I recently sat down with Eric Sharpsten, CTO of a large government contracting group, to discuss his thoughts on integrating log data and performance metrics.
"If I can get [log] data and marry it up with other data that drives the performance metrics, that's really powerful," Sharpsten said. He noted one of the biggest advances in log data use is the ability to get performance information quickly, allowing a swift recovery process after an outage or event.
Leveraging log data has received mixed reviews in the past, mainly because of the specialized nature of system logs, which were "owned" by separate groups, like security or administration. This isolation made it difficult to quickly access different data sets and correlate various types of log data with each other and with higher-level performance metrics.
These days, the implementation of log data is yielding better performance results for networking and IT groups for a couple reasons. There's a shift toward focusing more on a subset of specific log data to store and retain long term, rather than just indiscriminately storing all the data all the time. Networking and IT staff are also recognizing the importance of leveraging log data as a tool for network troubleshooting and proactive monitoring and planning.
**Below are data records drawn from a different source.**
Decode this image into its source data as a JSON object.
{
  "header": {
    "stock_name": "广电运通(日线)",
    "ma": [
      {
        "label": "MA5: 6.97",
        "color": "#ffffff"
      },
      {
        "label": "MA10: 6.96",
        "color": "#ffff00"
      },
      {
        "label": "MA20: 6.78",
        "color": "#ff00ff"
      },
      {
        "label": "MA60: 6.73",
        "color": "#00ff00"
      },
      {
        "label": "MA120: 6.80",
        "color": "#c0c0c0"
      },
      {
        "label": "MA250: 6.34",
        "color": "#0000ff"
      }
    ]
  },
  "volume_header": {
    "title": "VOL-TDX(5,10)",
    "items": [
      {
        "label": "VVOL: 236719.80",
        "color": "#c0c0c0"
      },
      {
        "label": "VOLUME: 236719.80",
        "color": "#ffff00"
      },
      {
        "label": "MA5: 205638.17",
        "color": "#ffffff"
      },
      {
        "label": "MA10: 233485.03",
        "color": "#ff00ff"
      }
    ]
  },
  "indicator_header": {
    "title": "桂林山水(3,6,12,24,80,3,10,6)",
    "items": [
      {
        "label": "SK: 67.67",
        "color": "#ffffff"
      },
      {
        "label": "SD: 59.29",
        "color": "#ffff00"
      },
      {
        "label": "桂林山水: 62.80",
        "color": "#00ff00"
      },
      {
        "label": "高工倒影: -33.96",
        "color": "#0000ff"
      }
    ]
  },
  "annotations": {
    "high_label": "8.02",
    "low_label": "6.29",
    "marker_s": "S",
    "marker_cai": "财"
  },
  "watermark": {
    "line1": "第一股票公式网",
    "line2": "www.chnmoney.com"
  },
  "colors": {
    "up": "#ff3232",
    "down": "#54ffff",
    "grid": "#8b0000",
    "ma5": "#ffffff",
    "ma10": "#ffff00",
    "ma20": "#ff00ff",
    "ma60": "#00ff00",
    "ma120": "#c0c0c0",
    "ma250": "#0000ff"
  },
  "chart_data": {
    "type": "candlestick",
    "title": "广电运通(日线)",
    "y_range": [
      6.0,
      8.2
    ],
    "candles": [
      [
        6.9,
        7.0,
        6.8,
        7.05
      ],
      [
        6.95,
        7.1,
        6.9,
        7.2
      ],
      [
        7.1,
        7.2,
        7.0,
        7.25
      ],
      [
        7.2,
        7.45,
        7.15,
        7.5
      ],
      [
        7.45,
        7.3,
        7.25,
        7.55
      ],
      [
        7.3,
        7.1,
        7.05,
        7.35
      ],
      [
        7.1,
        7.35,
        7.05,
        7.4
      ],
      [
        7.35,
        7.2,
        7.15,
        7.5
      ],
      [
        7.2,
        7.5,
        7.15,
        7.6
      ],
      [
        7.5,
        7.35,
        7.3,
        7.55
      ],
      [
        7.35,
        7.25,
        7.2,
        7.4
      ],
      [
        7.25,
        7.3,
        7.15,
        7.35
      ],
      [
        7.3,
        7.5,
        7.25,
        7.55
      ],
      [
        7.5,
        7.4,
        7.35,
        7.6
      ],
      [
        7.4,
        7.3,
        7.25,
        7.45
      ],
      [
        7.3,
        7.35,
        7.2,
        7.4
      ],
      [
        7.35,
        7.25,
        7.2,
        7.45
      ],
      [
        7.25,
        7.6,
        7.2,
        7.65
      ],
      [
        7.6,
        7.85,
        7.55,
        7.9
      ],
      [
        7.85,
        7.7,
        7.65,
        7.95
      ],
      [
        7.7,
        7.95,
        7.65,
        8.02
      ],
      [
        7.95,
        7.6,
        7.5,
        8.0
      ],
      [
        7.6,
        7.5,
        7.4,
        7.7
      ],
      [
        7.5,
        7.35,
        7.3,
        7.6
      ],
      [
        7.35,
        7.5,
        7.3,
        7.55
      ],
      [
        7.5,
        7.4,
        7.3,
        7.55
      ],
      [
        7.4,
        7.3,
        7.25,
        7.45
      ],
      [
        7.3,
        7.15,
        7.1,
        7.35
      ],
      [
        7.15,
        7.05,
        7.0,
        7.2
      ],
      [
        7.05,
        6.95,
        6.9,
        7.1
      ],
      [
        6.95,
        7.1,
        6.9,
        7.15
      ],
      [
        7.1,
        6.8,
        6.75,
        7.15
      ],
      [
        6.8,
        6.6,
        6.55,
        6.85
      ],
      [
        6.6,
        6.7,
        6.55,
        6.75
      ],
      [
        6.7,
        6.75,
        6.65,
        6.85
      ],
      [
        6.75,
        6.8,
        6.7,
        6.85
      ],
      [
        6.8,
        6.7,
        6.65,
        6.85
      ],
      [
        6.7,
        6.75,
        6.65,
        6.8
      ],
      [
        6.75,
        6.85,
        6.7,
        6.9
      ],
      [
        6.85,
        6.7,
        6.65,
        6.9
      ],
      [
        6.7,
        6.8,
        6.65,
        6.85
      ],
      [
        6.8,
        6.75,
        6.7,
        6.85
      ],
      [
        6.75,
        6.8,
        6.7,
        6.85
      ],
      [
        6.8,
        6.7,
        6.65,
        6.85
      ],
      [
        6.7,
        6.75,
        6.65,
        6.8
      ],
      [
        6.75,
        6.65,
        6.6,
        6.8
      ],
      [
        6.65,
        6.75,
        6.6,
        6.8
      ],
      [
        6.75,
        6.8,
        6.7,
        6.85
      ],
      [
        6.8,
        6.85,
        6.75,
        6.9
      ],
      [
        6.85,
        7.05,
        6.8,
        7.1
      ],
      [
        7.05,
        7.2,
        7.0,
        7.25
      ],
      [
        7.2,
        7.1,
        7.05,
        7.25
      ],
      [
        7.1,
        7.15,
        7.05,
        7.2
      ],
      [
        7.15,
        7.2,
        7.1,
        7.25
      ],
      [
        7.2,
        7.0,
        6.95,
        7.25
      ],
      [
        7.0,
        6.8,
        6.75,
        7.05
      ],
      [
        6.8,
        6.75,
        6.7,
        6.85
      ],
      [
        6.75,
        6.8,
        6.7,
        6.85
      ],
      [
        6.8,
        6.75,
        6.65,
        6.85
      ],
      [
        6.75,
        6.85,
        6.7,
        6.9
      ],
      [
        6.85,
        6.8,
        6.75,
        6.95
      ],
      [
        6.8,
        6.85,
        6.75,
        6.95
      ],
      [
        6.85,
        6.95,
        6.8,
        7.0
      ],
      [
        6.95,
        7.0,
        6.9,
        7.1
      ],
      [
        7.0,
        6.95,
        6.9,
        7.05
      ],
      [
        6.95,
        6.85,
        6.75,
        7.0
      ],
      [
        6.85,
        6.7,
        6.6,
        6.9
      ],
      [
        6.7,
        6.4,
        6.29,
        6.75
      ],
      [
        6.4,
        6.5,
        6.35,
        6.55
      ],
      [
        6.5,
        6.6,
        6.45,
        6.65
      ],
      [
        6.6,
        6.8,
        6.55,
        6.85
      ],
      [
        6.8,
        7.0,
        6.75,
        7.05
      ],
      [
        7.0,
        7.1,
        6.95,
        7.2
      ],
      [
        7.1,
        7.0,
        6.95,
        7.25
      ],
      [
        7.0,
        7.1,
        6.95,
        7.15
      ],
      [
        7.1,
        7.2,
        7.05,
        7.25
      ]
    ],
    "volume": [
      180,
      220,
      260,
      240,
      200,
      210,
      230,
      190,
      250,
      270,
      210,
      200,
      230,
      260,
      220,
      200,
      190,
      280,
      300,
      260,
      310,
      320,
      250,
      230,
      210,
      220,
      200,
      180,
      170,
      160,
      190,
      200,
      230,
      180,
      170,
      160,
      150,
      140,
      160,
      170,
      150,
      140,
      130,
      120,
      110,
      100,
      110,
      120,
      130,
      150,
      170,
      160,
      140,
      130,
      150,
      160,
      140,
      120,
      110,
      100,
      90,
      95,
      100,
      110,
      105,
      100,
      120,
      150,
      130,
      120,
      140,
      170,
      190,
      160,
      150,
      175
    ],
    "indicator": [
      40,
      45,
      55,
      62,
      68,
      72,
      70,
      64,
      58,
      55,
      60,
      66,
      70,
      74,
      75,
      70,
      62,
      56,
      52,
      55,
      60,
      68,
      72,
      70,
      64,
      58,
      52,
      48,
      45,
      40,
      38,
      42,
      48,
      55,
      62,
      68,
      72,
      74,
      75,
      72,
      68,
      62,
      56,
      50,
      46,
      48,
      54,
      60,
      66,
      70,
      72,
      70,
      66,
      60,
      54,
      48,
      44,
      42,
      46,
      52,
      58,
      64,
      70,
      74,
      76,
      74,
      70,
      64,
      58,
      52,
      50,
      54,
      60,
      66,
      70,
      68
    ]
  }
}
In fact, a recent Enterprise Management Associates report highlighted this fundamental shift. According to the firm's survey, 47% of participants said log data is one of the most important tools in network management.
The popularity of log tools is a testament to their value. But search remains an after-the-fact process, used most often in troubleshooting to find a misconfiguration or a protocol mismatch, or some failure that has already occurred. Splunk, for instance, is primarily a forensics tool designed to search, monitor and analyze machine data after a performance event has already disrupted application or service delivery.
Perhaps that is why just over 50% of EMA's survey respondents said that "knowing what to look for" has hindered their decision to rely on log data. Another 36% said they found "writing new scripts or filters to find what is important" most daunting.
The reality is that tools, technologies and thinking based on legacy models still cultivate anxiety and delays in utilizing log data. Three things are needed to ensure log analytics are viable and valuable:
- Networking and IT staff need to be able to have an understanding, first, of normal log behavior through baselining.
- They need the ability to send near real-time alerts when abnormalities appear.
- And they need to correlate real-time network and infrastructure performance metrics, flows and logs at scale.
New technologies can solidify log data's leap from a reactive tool to a proactive remedy. Advanced indexing, metadata tagging, searching, analytics and reporting dramatically simplify the work of navigating a wealth of current data in historical context. Formerly isolated event data can be used as a real-time operations resource to uncover the causes of problems, and track how device changes affect digital network and infrastructure performance.